Parmi les libérations les plus attendues, le nom d'Israa Jaabis retenait l'attention des Palestiniens. Cette mère de famille de 39 ans originaire de Jérusalem a été arrêtée il y a huit ans. Israël l'a accusée d'avoir voulu commettre un attentat terroriste alors qu'une bouteille de gaz de cuisine, posée dans sa voiture, a explosé à 500 mètres d'un check-point. Condamnée à onze ans de prison, Israa Jaabis a toujours nié. Elle devait être libérée hier soir.
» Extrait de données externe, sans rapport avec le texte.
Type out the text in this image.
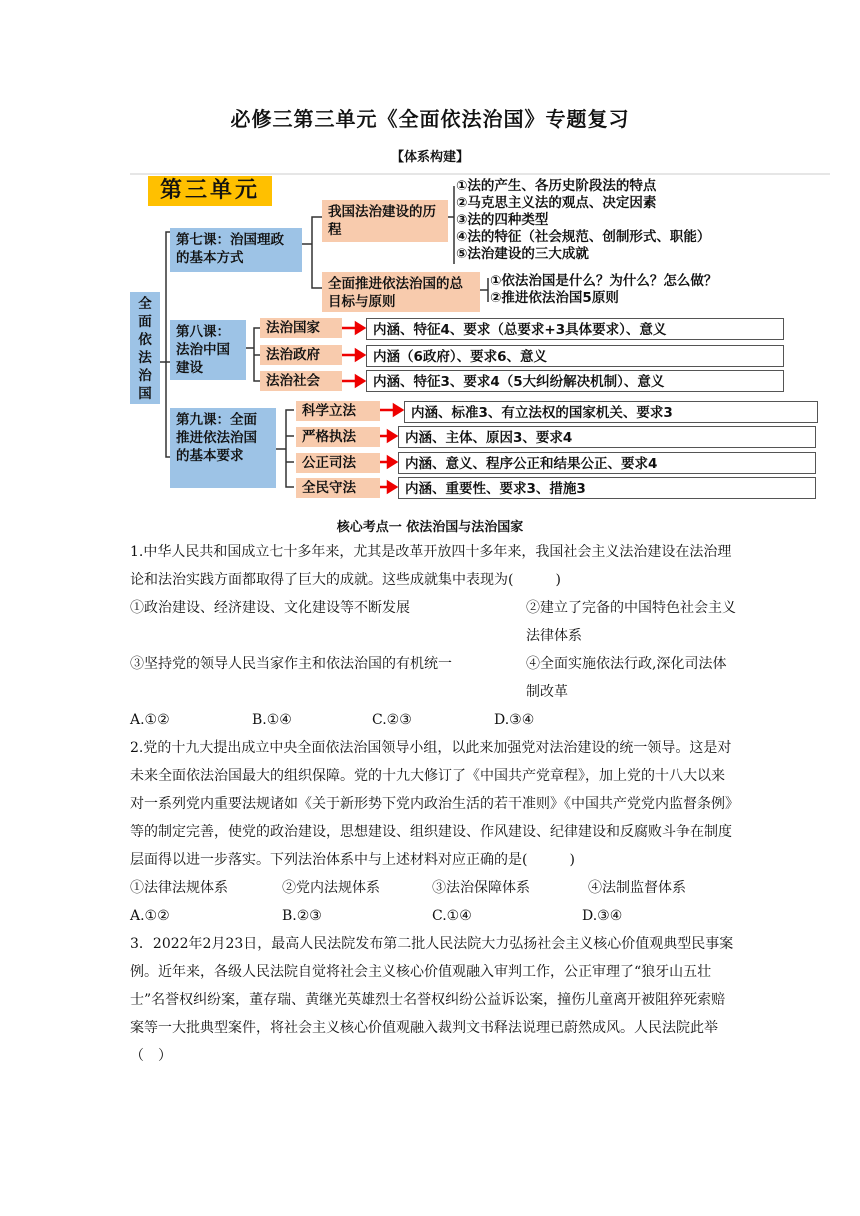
必修三第三单元《全面依法治国》专题复习
【体系构建】
第三单元
全面依法治国
第七课：治国理政的基本方式
我国法治建设的历程
全面推进依法治国的总目标与原则
①法的产生、各历史阶段法的特点
②马克思主义法的观点、决定因素
③法的四种类型
④法的特征（社会规范、创制形式、职能）
⑤法治建设的三大成就
①依法治国是什么？为什么？怎么做？
②推进依法治国5原则
第八课：法治中国建设
法治国家
法治政府
法治社会
内涵、特征4、要求（总要求+3具体要求）、意义
内涵（6政府）、要求6、意义
内涵、特征3、要求4（5大纠纷解决机制）、意义
第九课：全面推进依法治国的基本要求
科学立法
严格执法
公正司法
全民守法
内涵、标准3、有立法权的国家机关、要求3
内涵、主体、原因3、要求4
内涵、意义、程序公正和结果公正、要求4
内涵、重要性、要求3、措施3
核心考点一 依法治国与法治国家

1.中华人民共和国成立七十多年来，尤其是改革开放四十多年来，我国社会主义法治建设在法治理论和法治实践方面都取得了巨大的成就。这些成就集中表现为(　　　)

①政治建设、经济建设、文化建设等不断发展	②建立了完备的中国特色社会主义法律体系
③坚持党的领导人民当家作主和依法治国的有机统一	④全面实施依法行政,深化司法体制改革
A.①②	B.①④	C.②③	D.③④

2.党的十九大提出成立中央全面依法治国领导小组，以此来加强党对法治建设的统一领导。这是对未来全面依法治国最大的组织保障。党的十九大修订了《中国共产党章程》，加上党的十八大以来对一系列党内重要法规诸如《关于新形势下党内政治生活的若干准则》《中国共产党党内监督条例》等的制定完善，使党的政治建设，思想建设、组织建设、作风建设、纪律建设和反腐败斗争在制度层面得以进一步落实。下列法治体系中与上述材料对应正确的是(　　　)

①法律法规体系	②党内法规体系	③法治保障体系	④法制监督体系
A.①②	B.②③	C.①④	D.③④

3．2022年2月23日，最高人民法院发布第二批人民法院大力弘扬社会主义核心价值观典型民事案例。近年来，各级人民法院自觉将社会主义核心价值观融入审判工作，公正审理了“狼牙山五壮士”名誉权纠纷案，董存瑞、黄继光英雄烈士名誉权纠纷公益诉讼案，撞伤儿童离开被阻猝死索赔案等一大批典型案件，将社会主义核心价值观融入裁判文书释法说理已蔚然成风。人民法院此举（　）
 Lors de l'explosion, 65 % de son corps a été brûlé, huit de ses doigts, fondus, ont été amputés. Les rapports des médecins israéliens des prisons exigeaient qu'elle subisse neuf opérations chirurgicales. Elle n'a été autorisée qu'à deux. « Son cas est emblématique de la négligence médicale qui règne dans les prisons, explique Shatha Odeh, infirmière de métier, défenseuse des droits de l'homme et ancienne codétenue d'Israa Jaabis. Ces opérations n'étaient pas de la chirurgie esthétique, elles sont nécessaires pour qu'elle puisse vivre convenablement. Sa remise en liberté est une urgence. »
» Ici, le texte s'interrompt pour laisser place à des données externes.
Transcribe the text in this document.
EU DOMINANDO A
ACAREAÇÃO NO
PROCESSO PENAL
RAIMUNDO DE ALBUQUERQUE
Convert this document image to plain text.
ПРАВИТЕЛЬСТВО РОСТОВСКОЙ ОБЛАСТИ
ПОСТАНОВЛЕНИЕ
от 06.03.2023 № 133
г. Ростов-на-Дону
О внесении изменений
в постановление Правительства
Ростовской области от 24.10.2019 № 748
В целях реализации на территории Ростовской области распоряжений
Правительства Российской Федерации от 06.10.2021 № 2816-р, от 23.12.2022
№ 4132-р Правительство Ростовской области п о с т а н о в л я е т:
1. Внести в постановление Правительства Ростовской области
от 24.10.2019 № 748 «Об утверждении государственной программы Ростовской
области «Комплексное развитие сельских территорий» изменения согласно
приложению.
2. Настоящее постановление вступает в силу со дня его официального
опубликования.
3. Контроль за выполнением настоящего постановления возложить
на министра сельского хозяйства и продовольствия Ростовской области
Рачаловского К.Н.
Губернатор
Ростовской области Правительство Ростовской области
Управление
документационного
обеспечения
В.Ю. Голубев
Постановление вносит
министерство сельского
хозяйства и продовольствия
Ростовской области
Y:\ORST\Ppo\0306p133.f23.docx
Arrêtés et emprisonnés d'après des « informations secrètes »

À la différence de la libération de prisonniers en échange du retour du soldat israélien Gilad Shalit en 2011, aucun Palestinien « n'a de sang sur les mains » cette fois, une condition israélienne. La majorité allait sortir d'ici quelques mois et la plupart sont accusés de violences mineures. Pas encore condamnés, 230 d'entre eux sont d'ailleurs en détention administrative, un régime renouvelable à l'infini pour des périodes de trois à six mois. Cette pratique n'est pas illégale selon le droit international mais « son utilisation arbitraire par les autorités israéliennes pose problème », affirme Sahar Francis, directrice d'Addameer, l'organisation palestinienne de défense des droits des prisonniers. Les individus ciblés sont arrêtés et emprisonnés d'après des « informations secrètes » que ni les avocats ni les détenus ne connaissent, soupçonnés d'être « une future menace pour la sécurité de l'État d'Israël », sans autre justification.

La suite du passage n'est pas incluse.